There is much in motherhood that runs directly counter to our culture's roles and priorities for value in a woman. Motherhood calls for one to die to self, while the world tells us to live to our full potential. We must embrace the promise of Matthew 10:39 that, “Whoever finds his life will lose it, and whoever loses his life for my sake will find it.” It is precisely in the sweet service of caring for my family that God is present and active in me.


Over Christmas, I had a heated discussion with a family member about womanhood. She had commented on a couple that we both knew who was having trouble in their marriage because the wife had recently started working and the husband was feeling like he wasn't getting enough attention. She said that the problem was that the husband was controlling and didn't like his wife doing other things. My family member said, “Well, she should be able to do what makes her happy, what fulfills her.” I made the point that by marrying, this woman had agreed to love and serve her husband, and if he felt like he wasn't getting enough attention then he wasn't and that was what mattered. I even made the shocking statement that I thought women should mainly take care of things at home and that men were responsible for working to care for the family.

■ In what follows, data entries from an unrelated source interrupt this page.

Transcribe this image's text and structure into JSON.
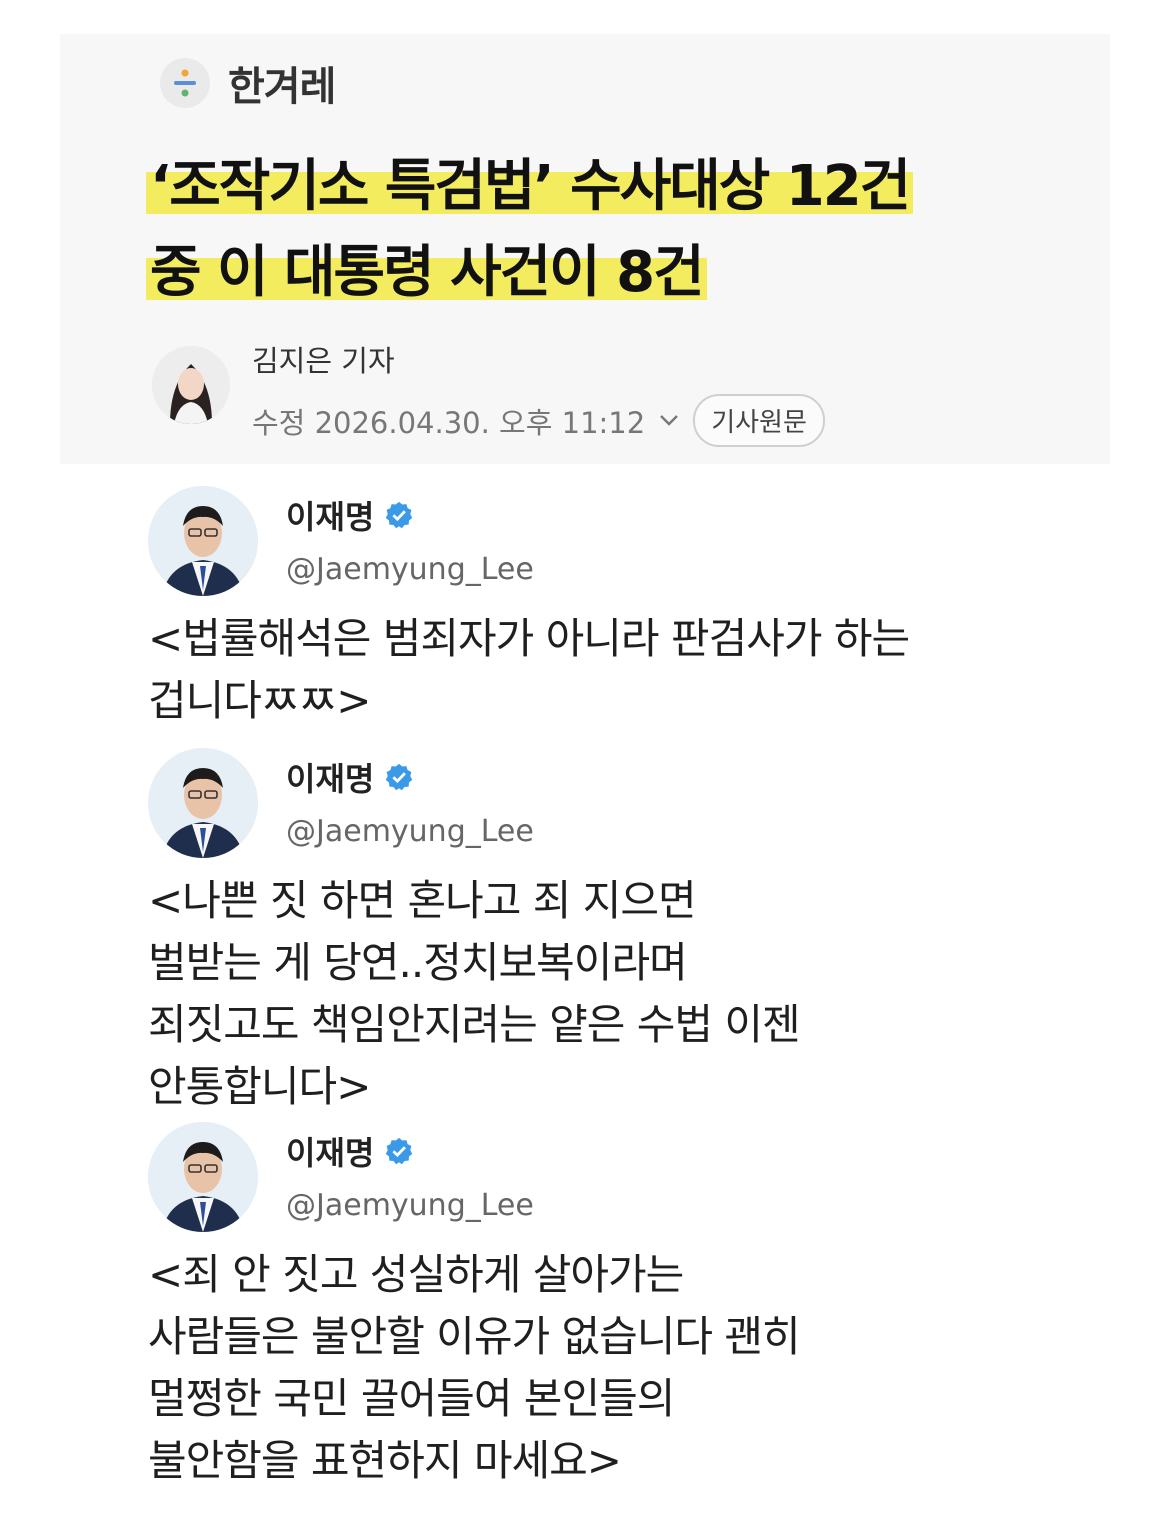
{
  "article": {
    "source": "한겨레",
    "headline_lines": [
      "‘조작기소 특검법’ 수사대상 12건",
      "중 이 대통령 사건이 8건"
    ],
    "reporter": "김지은 기자",
    "modified": "수정 2026.04.30. 오후 11:12",
    "original_button": "기사원문",
    "highlight_color": "#f4ec5f"
  },
  "tweets": [
    {
      "name": "이재명",
      "handle": "@Jaemyung_Lee",
      "verified": true,
      "lines": [
        "<법률해석은 범죄자가 아니라 판검사가 하는",
        "겁니다ㅉㅉ>"
      ]
    },
    {
      "name": "이재명",
      "handle": "@Jaemyung_Lee",
      "verified": true,
      "lines": [
        "<나쁜 짓 하면 혼나고 죄 지으면",
        "벌받는 게 당연..정치보복이라며",
        "죄짓고도 책임안지려는 얕은 수법 이젠",
        "안통합니다>"
      ]
    },
    {
      "name": "이재명",
      "handle": "@Jaemyung_Lee",
      "verified": true,
      "lines": [
        "<죄 안 짓고 성실하게 살아가는",
        "사람들은 불안할 이유가 없습니다 괜히",
        "멀쩡한 국민 끌어들여 본인들의",
        "불안함을 표현하지 마세요>"
      ]
    }
  ]
}
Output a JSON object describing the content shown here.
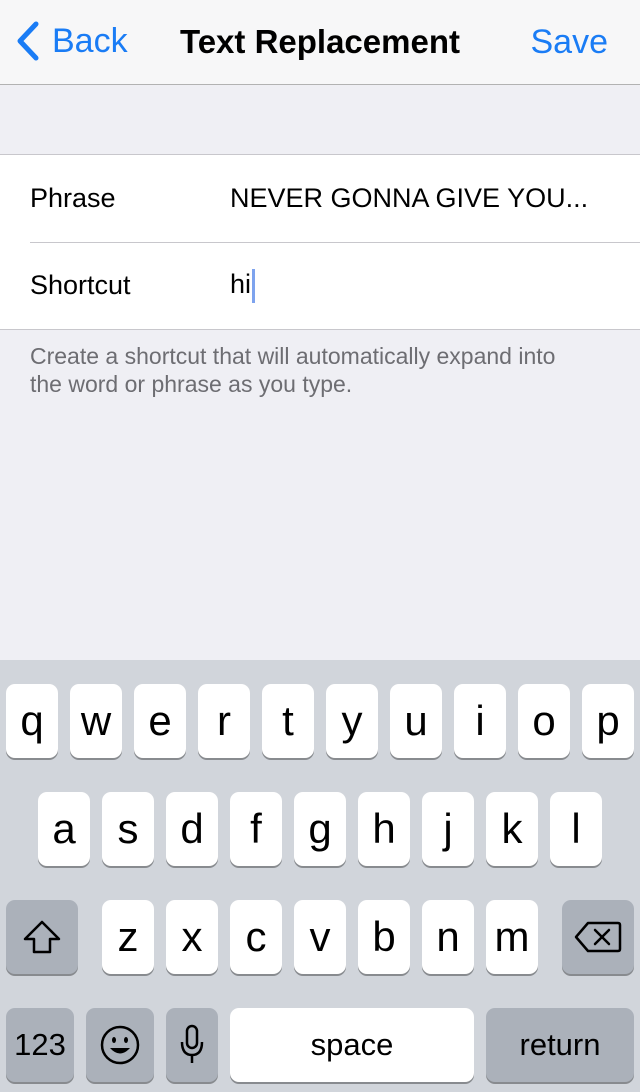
{
  "nav": {
    "back_label": "Back",
    "title": "Text Replacement",
    "save_label": "Save",
    "accent_color": "#1a7cf5"
  },
  "form": {
    "phrase_label": "Phrase",
    "phrase_value": "NEVER GONNA GIVE YOU...",
    "shortcut_label": "Shortcut",
    "shortcut_value": "hi"
  },
  "footer_text": "Create a shortcut that will automatically expand into the word or phrase as you type.",
  "keyboard": {
    "row1": [
      "q",
      "w",
      "e",
      "r",
      "t",
      "y",
      "u",
      "i",
      "o",
      "p"
    ],
    "row2": [
      "a",
      "s",
      "d",
      "f",
      "g",
      "h",
      "j",
      "k",
      "l"
    ],
    "row3": [
      "z",
      "x",
      "c",
      "v",
      "b",
      "n",
      "m"
    ],
    "numbers_label": "123",
    "space_label": "space",
    "return_label": "return",
    "icons": [
      "chevron-left-icon",
      "shift-icon",
      "delete-icon",
      "emoji-icon",
      "microphone-icon"
    ]
  }
}
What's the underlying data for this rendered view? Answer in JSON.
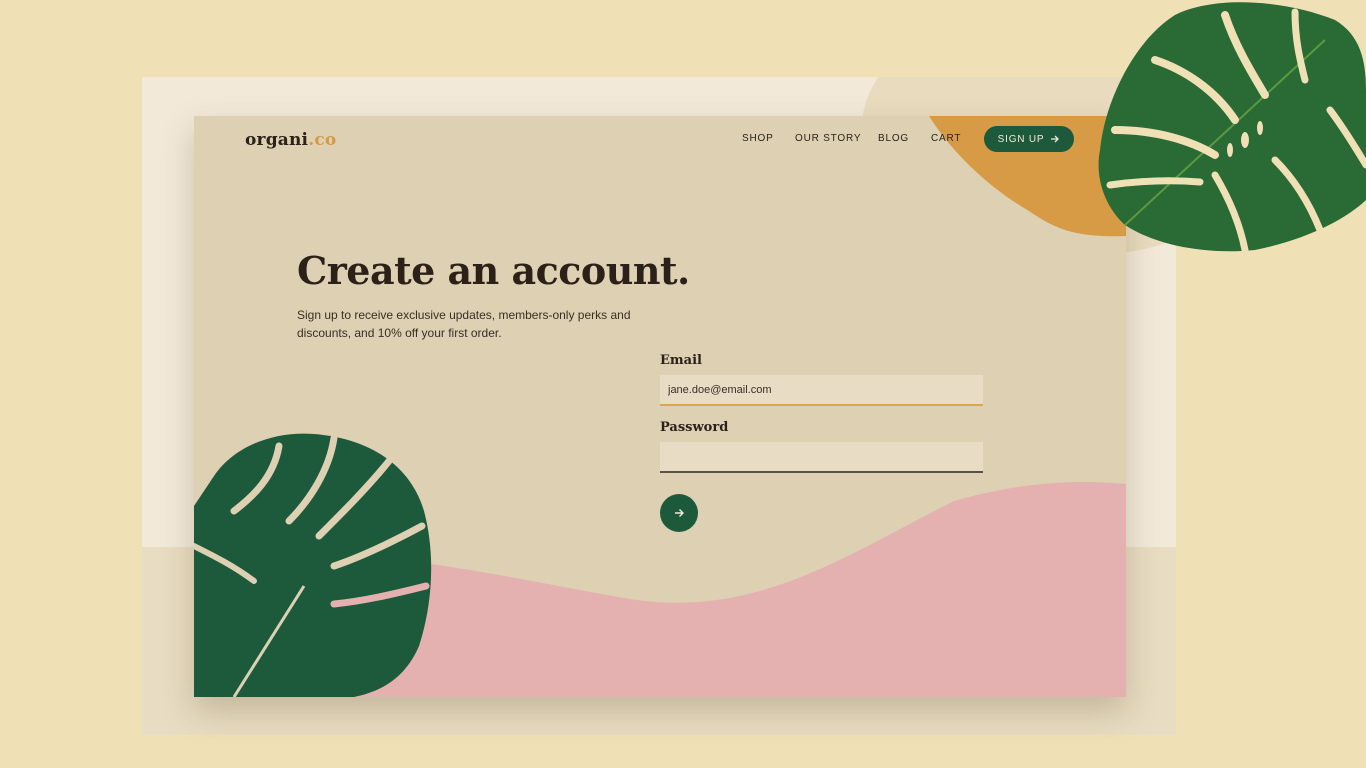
{
  "brand": {
    "name": "organi",
    "accent": ".co"
  },
  "nav": {
    "shop": "SHOP",
    "story": "OUR STORY",
    "blog": "BLOG",
    "cart": "CART",
    "signup": "SIGN UP"
  },
  "hero": {
    "title": "Create an account.",
    "subtitle": "Sign up to receive exclusive updates, members-only perks and discounts, and 10% off your first order."
  },
  "form": {
    "email_label": "Email",
    "email_value": "jane.doe@email.com",
    "password_label": "Password",
    "password_value": ""
  },
  "icons": {
    "signup_arrow": "arrow-right-icon",
    "submit_arrow": "arrow-right-icon",
    "leaf": "monstera-leaf"
  },
  "colors": {
    "background": "#efe1b5",
    "card": "#ddd0b3",
    "brand_green": "#1c5a3b",
    "accent_orange": "#d89b45",
    "pink": "#e4b1b0",
    "text": "#2b2118"
  }
}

The point that Joe made later (he had been quietly observing our interchange) and that I wish I had thought of at the time was that it was exactly in service, in giving up “me” for “another,” in the submission of my will to the Creator, that I will truly be fulfilled—and filled with Christ.

Monday, January 01, 2007

Amazon and challah

I have spent most of the last hour waiting on amazon.com as it slowly loads via our dial-up connection. We live out in the country where you can't get a cable modem. Not only do we have dial-up, but we have old-fashioned copper instead of the newer kind (fiber optic, maybe?) of phone line and so the fastest we can get is 28K. Anyway, I'm trying to update my wishlist since my birthday is coming up, but I am about to give up for the night.

Before I do, I wanted to mention a new recipe site that I found this weekend. Tammy's Recipes has fun healthy recipes and appetizing photos that accompany easy to follow directions. I made her challah last night and it was delicious.